Heel Pain – Case Study

My client was a forty two year old lady who had a long history of Plantar Fasciopathy (Plantar Fasciitis as it is often referred to) and was referred to the clinic by her GP.

The Plantar facia consists of layers of tough connective tissue that spans the underside of the foot from the toes to the heel and blends with the tendons on the underside of the foot. It contributes to supporting the arch of the foot where it undergoes tension when the foot bears weight. It inserts into a bony tubercle on the front edge of the heel and it is generally here that it gets sore.  When troublesome, it can appear quite thickened on ultrasound.  It acts a bit like a spring when we walk, storing energy when it is lengthened and released on push off helping to propel us forward when we walk.
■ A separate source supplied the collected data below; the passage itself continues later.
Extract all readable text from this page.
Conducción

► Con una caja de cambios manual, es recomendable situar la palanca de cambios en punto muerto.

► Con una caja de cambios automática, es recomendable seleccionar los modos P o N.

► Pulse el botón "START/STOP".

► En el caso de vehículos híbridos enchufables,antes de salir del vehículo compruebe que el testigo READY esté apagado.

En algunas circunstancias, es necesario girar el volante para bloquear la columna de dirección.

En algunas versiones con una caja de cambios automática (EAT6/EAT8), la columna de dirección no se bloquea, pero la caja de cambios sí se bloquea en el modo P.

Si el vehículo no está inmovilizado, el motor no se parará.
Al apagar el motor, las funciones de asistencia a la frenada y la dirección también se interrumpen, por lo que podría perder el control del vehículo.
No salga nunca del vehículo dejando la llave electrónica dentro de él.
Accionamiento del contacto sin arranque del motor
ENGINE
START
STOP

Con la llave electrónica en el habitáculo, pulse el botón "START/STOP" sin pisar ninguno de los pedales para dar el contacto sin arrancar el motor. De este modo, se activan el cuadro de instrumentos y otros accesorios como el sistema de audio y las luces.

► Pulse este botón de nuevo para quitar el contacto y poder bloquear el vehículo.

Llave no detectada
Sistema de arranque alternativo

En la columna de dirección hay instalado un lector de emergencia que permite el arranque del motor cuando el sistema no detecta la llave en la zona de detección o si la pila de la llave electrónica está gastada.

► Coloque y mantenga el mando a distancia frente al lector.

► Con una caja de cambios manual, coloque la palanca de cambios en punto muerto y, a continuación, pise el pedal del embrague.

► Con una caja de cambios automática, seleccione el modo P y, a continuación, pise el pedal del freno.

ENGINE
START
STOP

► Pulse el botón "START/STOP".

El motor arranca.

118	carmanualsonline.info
Presenting condition and history

It had been troubling her for over 3 years and had recently got worse after a long cross country walk and now she was struggling to walk normally due to the severe pain she was getting on the inside edge of her heel which she described it as “like walking on broken glass”. She was unable to walk her dog for more than a quarter of a mile without severe pain (9/10 VAS).  It was particularly bad first thing in the morning after inactivity.

Past interventions

My client in the past had tried physiotherapy previously, which on questioning, had consisted of calf stretches and ultrasound over a 6-week period. She had also tried orthotics in her shoes provided by a podiatrist.  Neither intervention had long term success.

Findings on Examination

  1. Flat and mobile feet but she did not roll in or out excessively.
  2. Greater than 2 stone overweight.
  3. Extremely long strides and at heel strike her foot landed way in front of her centre of mass (hip/pelvis).
  4. Heavy landing (could tell by sound)
  5. Weak foot muscles – Tibialis Posterior and Flexor Hallucis Longus (muscles on the inside of the leg and of the big toe).
  6. Excessively weak calves (unable to do more that x 3 standing single calf raises before she had to stop due to calf burn)
  7. Weak gluteal muscles (unable to hold any resistance when lying on her side and was unable to hold a good single leg bridge)
  8. Good Calf and big toe mobility.


In my opinion, the PF had been overloaded in the past with a number of contributing factors:

  1. High BMI and standing for long periods at work.
  2. Coupled with a sudden increase in walking distance and frequency in an effort to lose weight.
  3. Walking over rough ground.
  4. Heavy landing and over-striding.
  5. Weak foot, calf and muscles around hip.


Initially treatments were aimed at reducing pain and off- loading the sore tissue.

  • Taping – to help support and off load it to reduce the pain.
  • Hands on massage – to make soft tissue more pliable and able to adapt to stretch.
  • Education – discussed the long term plan for treatment. I suggested that if possible to sit down for as much as possible during teaching rather than standing once again to off-load the plantar fascia.  Keep walking to a minimal amount.  We then discussed the long term plan for treatment.
  • Treadmill Analysis – Once the pain was manageable not above the 3/10 level, with the aid of the treadmill and camera, we were then able to consider some of the walking issues.

By asking my client to try to naturally up the cadence when walking (by taking more frequent steps this naturally reduced the over-striding which then with the aid of the camera and slow motion playback we were able to see an improved position on heel strike (more directly under the hip and pelvis).   The other cue that was useful was to try to make less noise (walk quietly).   I think this reduces the force of the landing.  I suggested to try to implement these strategies into everyday walking.

I introduced a home exercise programme at this stage which included no more than 3 key exercises.

  1. Strengthening of the muscles on the inside of the foot
  2. Strengthening of the muscles of the hip
  3. Strengthening of the calf muscles but with the Plantar Fascia on stretch.   Double leg calf raises from the ground but with a towel folded under the toes to put the big toe on stretch. Rest of towel under the base of the foot to give cushioning.

We kept a record on a simple spread sheet. Over the course of the next 16 weeks we re-assessed progress every 2 – 3 weeks. We were generally able to increase the load of the exercises at each session and very gradually increase the walking distance.

Outcome – At the end of the 16 week period her pain levels had reduced considerably mostly 0/10 and ocassionally 1/10 with one measure 2/10 after an unusually long day standing. She was delighted with the results. She was discharged but with a maintenance exercise programme to be continued x 2 per week. (The maintenance is important so that the changes we have achieved in strength gains etc. remain and continue beyond the time of discharge.

Thoughts – Often changes to a chronic problem can take time and hard work to implement and it is worthwhile working hard to achieve this.  I suggested that she self-monitored pain levels at 2 key points in the day using a VAS 1-10 scale; morning and at the end of the day, after sitting down. These would act as improvement indicators.   Pain levels should remain under VAS of 3 at the 2 points in time. If it increased she would just back off from the dog walking a little.